Studie der TH Gießen LED-Scheinwerfer mit blendfreiem Fernlicht erhöhen Sicherheit bei Nachtfahrten

Im Vergleich zum Abblendlicht können Gefahren mit blendfreiem Fernlicht rund 1,4 s eher oder 30 m früher erkannt werden.
Im Vergleich zum Abblendlicht (oben) können Gefahren mit blendfreiem Fernlicht rund 1,4 s eher oder 30 m früher erkannt werden.

Intelligente LED-Scheinwerfer mit blendfreiem Fernlicht erhöhen die Sicherheit bei Nachtfahrten. Das beweist eine Studie, die die Technische Hochschule Gießen im Auftrag der Light.Sight.Safety-Initiative durchgeführt hat.

Die Studie der Technischen Hochschule Gießen belegt die Bedeutung guter Lichtsysteme – gerade in den Herbst- und Wintermonaten, in denen Autofahrer verstärkt im Dunkeln unterwegs sind. Bei der Funktion des blendfreien Fernlichts fährt der Fahrer außerorts mit permanent aktiviertem Fernlicht. Eine hinter der Windschutzscheibe im Fuß des Rückspiegels angebrachte Kamera erkennt vorausfahrende und entgegenkommende Fahrzeuge und gibt diese Information an die Steuerung der Scheinwerfer weiter. Das System bildet innerhalb des Fernlichtkegels dunkle Tunnel und kann die Fahrzeuge damit dynamisch und in Echtzeit »ausblenden«.

Die manuelle Nutzung von Fernlicht liegt Studien zufolge bei fünf Prozent. Viele Autofahrer schalten das Fernlicht auch dann nicht ein, wenn es die Verkehrssituation erlauben würde. »Der Verzicht aufs gute Licht geschieht häufig aus Gründen der Bequemlichkeit«, erklärt Steffen Pietzonka von Hella ein. Das Argument: Man müsse ja oft schon nach wenigen Sekunden wieder auf Abblendlicht zurückschalten, wenn einem ein Fahrzeug entgegenkommt. »Dabei ist es schon bei 80 km/h sehr schwer, Gefahrenquellen mit Abblendlicht rechtzeitig zu erkennen und darauf zu reagieren. Blendfreies Fernlicht verschafft dem Fahrer wertvolle Reaktionszeit, gleichzeitig entlastet es das Auge bei längeren Fahrten«, betont er. Adaptive Lichtsysteme der Automobilhersteller würden in erster Linie als reine Komfortfunktionen wahrgenommen.

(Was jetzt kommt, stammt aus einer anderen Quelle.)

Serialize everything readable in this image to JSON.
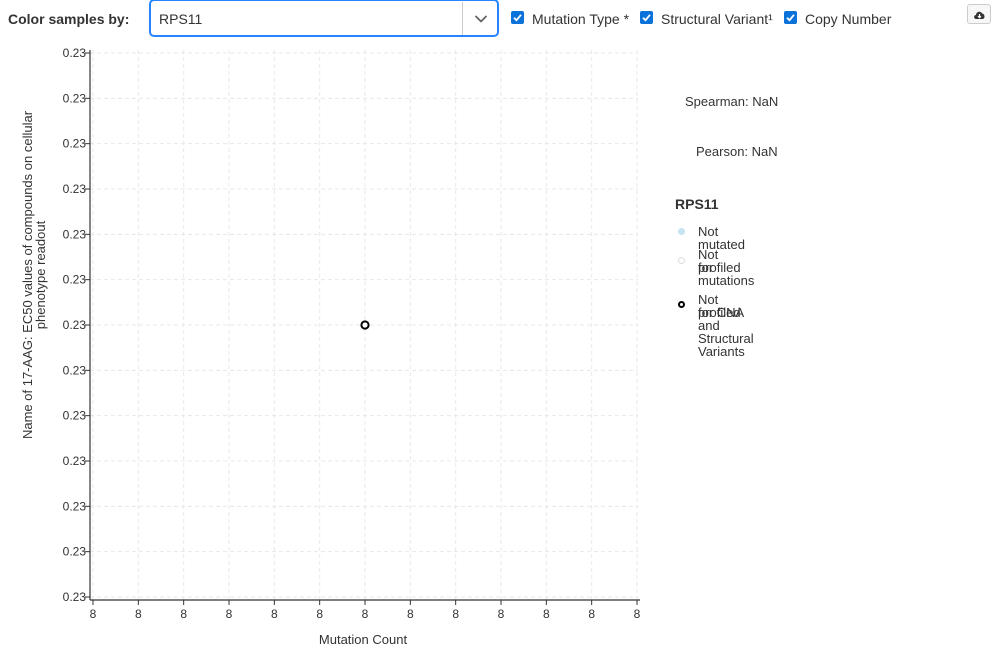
{
  "toolbar": {
    "color_label": "Color samples by:",
    "gene_select": {
      "value": "RPS11"
    },
    "checkboxes": [
      {
        "label": "Mutation Type *",
        "checked": true
      },
      {
        "label": "Structural Variant¹",
        "checked": true
      },
      {
        "label": "Copy Number",
        "checked": true
      }
    ],
    "download_icon": "cloud-download-icon"
  },
  "stats": {
    "spearman": "Spearman: NaN",
    "pearson": "Pearson: NaN"
  },
  "legend": {
    "title": "RPS11",
    "items": [
      {
        "line1": "Not mutated",
        "line2": "",
        "fill": "#c6e3f0",
        "stroke": "#c6e3f0"
      },
      {
        "line1": "Not profiled",
        "line2": "for mutations",
        "fill": "#ffffff",
        "stroke": "#dddddd"
      },
      {
        "line1": "Not profiled",
        "line2": "for CNA and Structural Variants",
        "fill": "#ffffff",
        "stroke": "#000000"
      }
    ]
  },
  "chart_data": {
    "type": "scatter",
    "xlabel": "Mutation Count",
    "ylabel": "Name of 17-AAG: EC50 values of compounds on cellular phenotype readout",
    "x_tick_labels": [
      "8",
      "8",
      "8",
      "8",
      "8",
      "8",
      "8",
      "8",
      "8",
      "8",
      "8",
      "8",
      "8"
    ],
    "y_tick_labels": [
      "0.23",
      "0.23",
      "0.23",
      "0.23",
      "0.23",
      "0.23",
      "0.23",
      "0.23",
      "0.23",
      "0.23",
      "0.23",
      "0.23",
      "0.23"
    ],
    "grid": true,
    "points": [
      {
        "x": 8,
        "y": 0.23,
        "category": "Not profiled for CNA and Structural Variants"
      }
    ]
  }
}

Die Studie der Technischen Hochschule Gießen bestätigt die Ergebnisse einer Untersuchung der TU Darmstadt von 2013, die unter Laborbedingungen auf einem Flugplatz durchgeführt worden war. Die Messungen damals ergaben, dass Objekte am Straßenrand bei einer Geschwindigkeit von 80 km/h mit blendfreiem Fernlicht 1,3 s bzw. 30 m früher erkannt werden, als unter Einsatz konventionellen Abblendlichts. Die neue Studie liefert nun die Bestätigung unter realen Fahrbedingungen auf der Landstraße. Auf der elf km langen Teststrecke südöstlich von Gießen waren insgesamt zehn Pappfiguren in Form von Fußgängern und Wildtieren aufgestellt worden. Der jeweilige Fahrer des Testfahrzeugs hatte die Aufgabe, einen am Lenkrad befestigten Taster zu betätigen, wenn er eine Figur erkannte. Im Vergleich zu konventionellem Abblendlicht wurden die verschiedenen Objekte beim Fahren mit blendfreiem Fernlicht laut Studie im Durchschnitt 32 m früher erkannt. Das entspricht bei einer Geschwindigkeit von 80 km/h einer zusätzlichen Reaktionszeit von 1,4 s. Diese Sekunden können entscheidend sein, um potenzielle Gefahrenquellen früher zu erkennen und darauf entsprechend zu reagieren.